A memory was nudging at her. It was years ago. It was night and she was lying curled up under the duvet, eyes tight shut, alone in her room, listening to the very large, very angry giants rumbling up and down overhead. There were solid walls above, underneath and all around her. But that wouldn't stop them. Nothing could stop them, not even her parents, if the giants wanted to come and get her.

‘Sam.'

A voice whispered her name.

‘Come out now, don't be afraid.'

The duvet was tugged back. She opened her eyes. The young woman took her left hand. The young man took her right hand. They led her, across the room, over to the window. The man lifted her up onto a stool. The woman pushed back the curtains. Lightning forked, thunder rolled, wind howled and rain lashed. But there were no giants.
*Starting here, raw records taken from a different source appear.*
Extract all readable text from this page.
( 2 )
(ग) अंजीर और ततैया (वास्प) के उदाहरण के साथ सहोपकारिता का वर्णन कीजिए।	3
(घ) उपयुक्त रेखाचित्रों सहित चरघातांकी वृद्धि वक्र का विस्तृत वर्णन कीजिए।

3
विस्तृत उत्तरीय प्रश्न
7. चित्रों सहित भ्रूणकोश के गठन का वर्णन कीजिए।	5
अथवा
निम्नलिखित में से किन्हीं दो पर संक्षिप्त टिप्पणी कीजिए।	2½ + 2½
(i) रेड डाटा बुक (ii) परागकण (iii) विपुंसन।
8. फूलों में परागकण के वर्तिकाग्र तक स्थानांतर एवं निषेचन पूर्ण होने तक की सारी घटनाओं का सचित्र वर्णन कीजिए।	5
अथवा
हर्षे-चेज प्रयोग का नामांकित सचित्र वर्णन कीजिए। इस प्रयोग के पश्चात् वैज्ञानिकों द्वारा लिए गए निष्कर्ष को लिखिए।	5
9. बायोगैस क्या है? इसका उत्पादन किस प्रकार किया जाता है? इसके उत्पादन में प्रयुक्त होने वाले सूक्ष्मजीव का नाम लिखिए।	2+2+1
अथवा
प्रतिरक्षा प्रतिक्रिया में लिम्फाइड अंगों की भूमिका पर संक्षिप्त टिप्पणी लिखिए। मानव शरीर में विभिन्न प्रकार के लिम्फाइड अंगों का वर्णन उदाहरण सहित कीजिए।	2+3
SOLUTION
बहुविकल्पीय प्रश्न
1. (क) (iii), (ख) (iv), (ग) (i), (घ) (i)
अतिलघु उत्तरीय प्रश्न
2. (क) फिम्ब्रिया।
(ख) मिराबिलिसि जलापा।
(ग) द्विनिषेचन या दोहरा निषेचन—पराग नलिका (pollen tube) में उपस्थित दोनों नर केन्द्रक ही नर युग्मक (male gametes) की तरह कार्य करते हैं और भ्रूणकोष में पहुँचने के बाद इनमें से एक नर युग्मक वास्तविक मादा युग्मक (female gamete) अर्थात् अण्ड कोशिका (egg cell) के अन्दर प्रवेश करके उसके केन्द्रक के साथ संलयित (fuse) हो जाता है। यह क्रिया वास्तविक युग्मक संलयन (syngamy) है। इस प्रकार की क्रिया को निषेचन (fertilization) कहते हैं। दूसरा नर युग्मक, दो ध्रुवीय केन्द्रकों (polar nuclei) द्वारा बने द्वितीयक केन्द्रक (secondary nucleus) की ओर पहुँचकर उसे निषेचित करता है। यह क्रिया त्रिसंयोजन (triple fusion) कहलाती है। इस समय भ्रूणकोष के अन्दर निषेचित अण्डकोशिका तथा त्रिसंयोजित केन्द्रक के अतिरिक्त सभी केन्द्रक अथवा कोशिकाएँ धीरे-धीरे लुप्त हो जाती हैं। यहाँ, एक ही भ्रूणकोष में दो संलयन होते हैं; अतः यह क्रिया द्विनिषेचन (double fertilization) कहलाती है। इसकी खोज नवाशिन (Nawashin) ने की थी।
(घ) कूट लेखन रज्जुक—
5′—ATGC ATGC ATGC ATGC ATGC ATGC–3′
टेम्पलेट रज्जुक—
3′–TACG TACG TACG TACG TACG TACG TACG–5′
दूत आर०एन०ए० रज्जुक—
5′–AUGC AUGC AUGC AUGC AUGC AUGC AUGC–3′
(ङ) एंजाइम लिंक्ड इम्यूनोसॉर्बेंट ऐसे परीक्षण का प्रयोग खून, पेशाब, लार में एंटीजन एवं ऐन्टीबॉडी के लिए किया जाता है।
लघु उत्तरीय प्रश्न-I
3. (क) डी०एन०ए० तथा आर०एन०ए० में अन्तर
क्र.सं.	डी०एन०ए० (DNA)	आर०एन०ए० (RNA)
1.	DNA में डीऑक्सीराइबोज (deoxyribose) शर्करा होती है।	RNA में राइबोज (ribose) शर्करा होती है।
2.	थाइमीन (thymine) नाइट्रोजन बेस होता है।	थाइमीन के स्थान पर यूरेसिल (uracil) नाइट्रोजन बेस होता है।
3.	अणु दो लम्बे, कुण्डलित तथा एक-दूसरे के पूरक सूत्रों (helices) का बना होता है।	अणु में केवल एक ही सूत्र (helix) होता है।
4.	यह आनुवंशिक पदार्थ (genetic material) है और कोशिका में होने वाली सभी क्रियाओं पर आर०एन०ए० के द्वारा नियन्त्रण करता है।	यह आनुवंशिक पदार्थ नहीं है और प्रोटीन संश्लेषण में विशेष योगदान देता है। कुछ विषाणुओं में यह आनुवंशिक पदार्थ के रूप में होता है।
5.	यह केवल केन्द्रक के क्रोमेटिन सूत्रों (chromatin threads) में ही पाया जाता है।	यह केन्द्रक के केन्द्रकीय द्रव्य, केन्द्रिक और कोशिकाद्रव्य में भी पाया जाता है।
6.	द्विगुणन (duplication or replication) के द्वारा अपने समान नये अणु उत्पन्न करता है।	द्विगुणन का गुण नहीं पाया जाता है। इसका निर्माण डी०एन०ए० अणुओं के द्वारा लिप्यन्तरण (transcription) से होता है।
‘You had to face your fear.'

‘It was you – you and Tom – you were my invisible friends. And when mum made us move, to this house, you went away…'

‘If you want Jess and I to go–'

‘No.'

Sam pulled the locket out of her jacket pocket.

‘I want you to stay.'

Jess' fingers were soft. Her breathe was warm. She fastened the locket around Sam's neck.

‘Happy birthday, Sam.'

Sunshine flooded into the cottage through the open door. Lambs skipped and jumped on the Downs, starlings were nesting in the thatch below the chimney and bumblebees were buzzing in and out of the blackthorn. Soon it would be warm enough to eat outside. Along paths, up lanes and over hills, wherever they ended up, sitting on top of Highdown Hill, her father telling her stories about the people who had lived there thousands of years before, or on Burrow Head watching the peregrine falcons circling over the white chalk cliffs, or in one of the valleys, the deans, hidden away below the Downs, he would always find a perfect place for a picnic.

But the memory she cherished most was the last few moments she and her father had spent together. She had nursed it, keeping it alive inside her head; walking out of the door of the cottage, through the garden and onto the track, climbing up the hill, side by side, her hand in his hand, and then stopping there on the ridge.

Her father stepping forward and putting his arms around her and the hoping, the longing, that she would never ever have to step out of them. That they could stay that way, father and daughter, daughter and father, up there on top of the world, together for ever. And then the low, insistent drumming, getting steadily louder and nearer. And there, without any warning, swooping down on them out of the sky: the white plane with black crosses on the underside of its wings.

And there it was now, right there, directly above her. She could see it through the glass roof of the warehouse; the same white plane with the same black crosses.

‘Jess?'

It was her father's voice. She instantly recognised it and then just as instantly denied it. How could it be? He was dead. But there he was, exactly the way she remembered him. And standing behind him, cradling her baby brother in her arms, both of them plump-cheeked and laughing, was her mother.

He stepped forward and put his arms around her. She buried herself in his familiar warmth.